Leader dei Progs è Siv Jensen, 41 anni, che proclama Margaret Thatcher come eroina e il suo il classico partito liberale. Busto di Ronald Reagan e bandierina israeliana in ufficio, Jensen afferma con rabbia che la Norvegia sta affrontando una «strisciante islamizzazione» e accusa gli altri partiti di ignorare il problema.
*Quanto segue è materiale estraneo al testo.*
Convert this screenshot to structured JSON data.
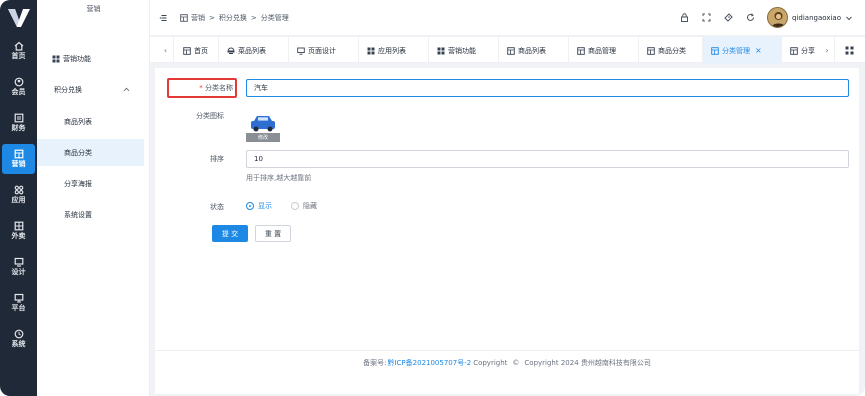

Ripete che a Oslo il 25% delle persone è nato all'estero e in molte scuole solo il 5% dei bambini non fa parte di gruppi etnici.
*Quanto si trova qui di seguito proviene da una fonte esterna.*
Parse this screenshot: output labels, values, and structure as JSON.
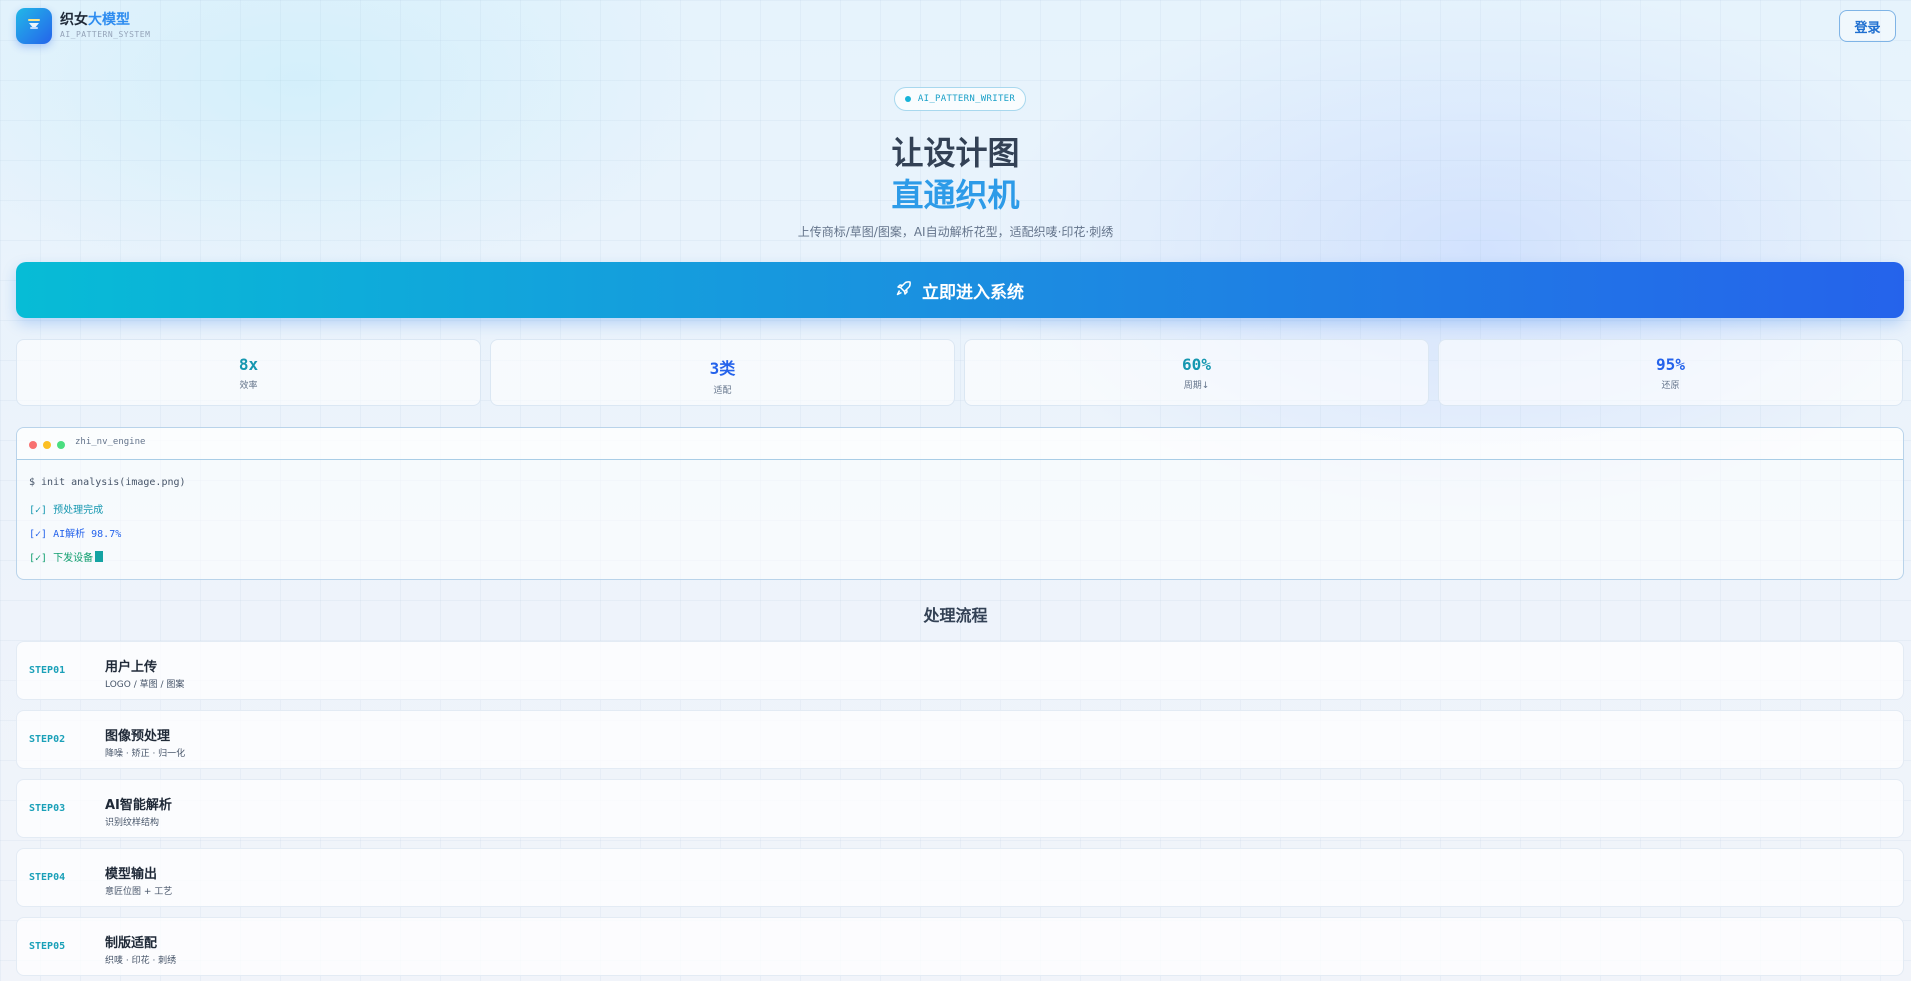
{
  "header": {
    "brand_part1": "织女",
    "brand_part2": "大模型",
    "brand_sub": "AI_PATTERN_SYSTEM",
    "login_label": "登录",
    "logo_icon": "loom-shuttle-icon"
  },
  "hero": {
    "badge": "AI_PATTERN_WRITER",
    "title_line1": "让设计图",
    "title_line2": "直通织机",
    "subtitle": "上传商标/草图/图案，AI自动解析花型，适配织唛·印花·刺绣"
  },
  "cta": {
    "label": "立即进入系统",
    "icon": "rocket-icon"
  },
  "stats": [
    {
      "value": "8x",
      "label": "效率",
      "color": "#1597b0"
    },
    {
      "value": "3类",
      "label": "适配",
      "color": "#2563eb"
    },
    {
      "value": "60%",
      "label": "周期↓",
      "color": "#1597b0"
    },
    {
      "value": "95%",
      "label": "还原",
      "color": "#2563eb"
    }
  ],
  "terminal": {
    "name": "zhi_nv_engine",
    "lines": [
      {
        "text": "$ init analysis(image.png)",
        "color": "#475569"
      },
      {
        "text": "[✓] 预处理完成",
        "color": "#1597b0"
      },
      {
        "text": "[✓] AI解析 98.7%",
        "color": "#2563eb"
      },
      {
        "text": "[✓] 下发设备",
        "color": "#0f9e6e"
      }
    ]
  },
  "process": {
    "title": "处理流程",
    "steps": [
      {
        "num": "STEP01",
        "title": "用户上传",
        "desc": "LOGO / 草图 / 图案"
      },
      {
        "num": "STEP02",
        "title": "图像预处理",
        "desc": "降噪 · 矫正 · 归一化"
      },
      {
        "num": "STEP03",
        "title": "AI智能解析",
        "desc": "识别纹样结构"
      },
      {
        "num": "STEP04",
        "title": "模型输出",
        "desc": "意匠位图 + 工艺"
      },
      {
        "num": "STEP05",
        "title": "制版适配",
        "desc": "织唛 · 印花 · 刺绣"
      }
    ]
  }
}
Come in Svezia, una delle cause del successo dei populisti (ora rafforzati dalle notizie di estremisti che si muovono indisturbati in Scandinavia) è nei numeri: i migranti sono il 10% su 4,9 milioni di norvegesi.
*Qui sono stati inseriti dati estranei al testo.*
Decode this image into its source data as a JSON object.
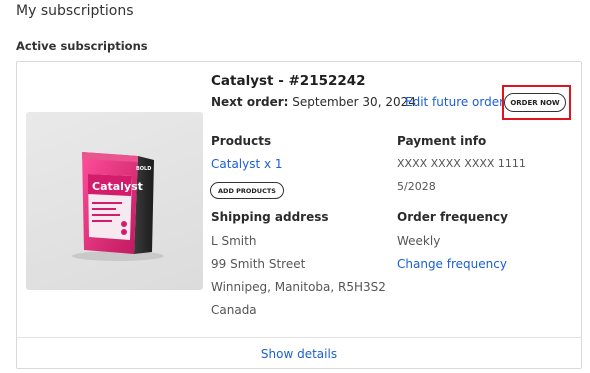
{
  "page": {
    "title": "My subscriptions",
    "section_title": "Active subscriptions"
  },
  "subscription": {
    "title": "Catalyst - #2152242",
    "next_order_label": "Next order:",
    "next_order_date": "September 30, 2024",
    "edit_link": "Edit future order",
    "order_now_label": "ORDER NOW",
    "image": {
      "brand_text": "BOLD",
      "product_name_on_pack": "Catalyst",
      "colors": {
        "pack_pink": "#e0267a",
        "pack_dark": "#2a2a2a"
      }
    },
    "products": {
      "heading": "Products",
      "item_link": "Catalyst x 1",
      "add_button": "ADD PRODUCTS"
    },
    "payment": {
      "heading": "Payment info",
      "card_number": "XXXX XXXX XXXX 1111",
      "expiry": "5/2028"
    },
    "shipping": {
      "heading": "Shipping address",
      "name": "L Smith",
      "street": "99 Smith Street",
      "city_line": "Winnipeg, Manitoba, R5H3S2",
      "country": "Canada"
    },
    "frequency": {
      "heading": "Order frequency",
      "value": "Weekly",
      "change_link": "Change frequency"
    },
    "show_details": "Show details"
  },
  "colors": {
    "link": "#1a5fd6",
    "highlight": "#e0141e",
    "border": "#d9d9d9"
  }
}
Un po' quello che ripete Ketil Solvik-Olsen, deputato e vicesegretario del gruppo in parlamento, giovane come molti membri dello staff. Ha 38 anni, è figlio di un imprenditore, ha studiato in Michigan e Ohio, frequenta una congregazione pentecostale che si chiama Filadephia. Fa parte del partito da quando aveva 15 anni: «Siamo per una politica dell'immigrazione restrittiva e responsabile - spiega - in un piccolo paese di 4,9 milioni di abitanti è importante che l'integrazione funzioni. La Norvegia ha sempre accettato troppi immigrati e questo ha creato problemi di integrazione. A Oslo ci sono scuole senza bambini nati in Norvegia. Troppi immigrati rimangono fuori dalla forza lavoro e dipendono dal programma del welfare. Non è sostenibile per il welfare norvegese e non è giusto per il singolo immigrato». Poi aggiunge: «Noi crediamo davvero nella libertà di religione ma non c'è posto per l'estremismo religioso in Norvegia. Vediamo comunque preoccupanti segnali: gruppi di musulmani radicali che usano l'Islam per giustificare le loro idee politiche totalitarie».

Solvik-Olsen ricorda che il Progress Party è a favore della missione in Afghanistan come tutti i partiti norvegesi tranne il Socialist Left Party. Riconosce che la Norvegia è un'economia in salute, tuttavia «non si fa abbastanza per creare futura ricchezza: ad esempio aspettiamo da sei anni che il governo aggiorni le politiche sul petrolio». Solvik-Olsen sottolinea che con i conservatori potrebbero formare una solida maggioranza. Le sue risposte confermano che i giovani populisti scandinavi non si possono ridurre a slogan come "via immigrati, abbasso l'Islam e tasse più basse": hanno studiato, sanno dove sta andando il mondo. Sull'istruzione dice: «Stiamo perdendo posizioni nelle classifiche internazionali: siamo il più ricco stato d'Europa ma siamo mediocri in materie come lettura e matematica. Questa è una grande sfida che dobbiamo affrontare perché anche la nostra da economia industriale diventerà un'economia della conoscenza».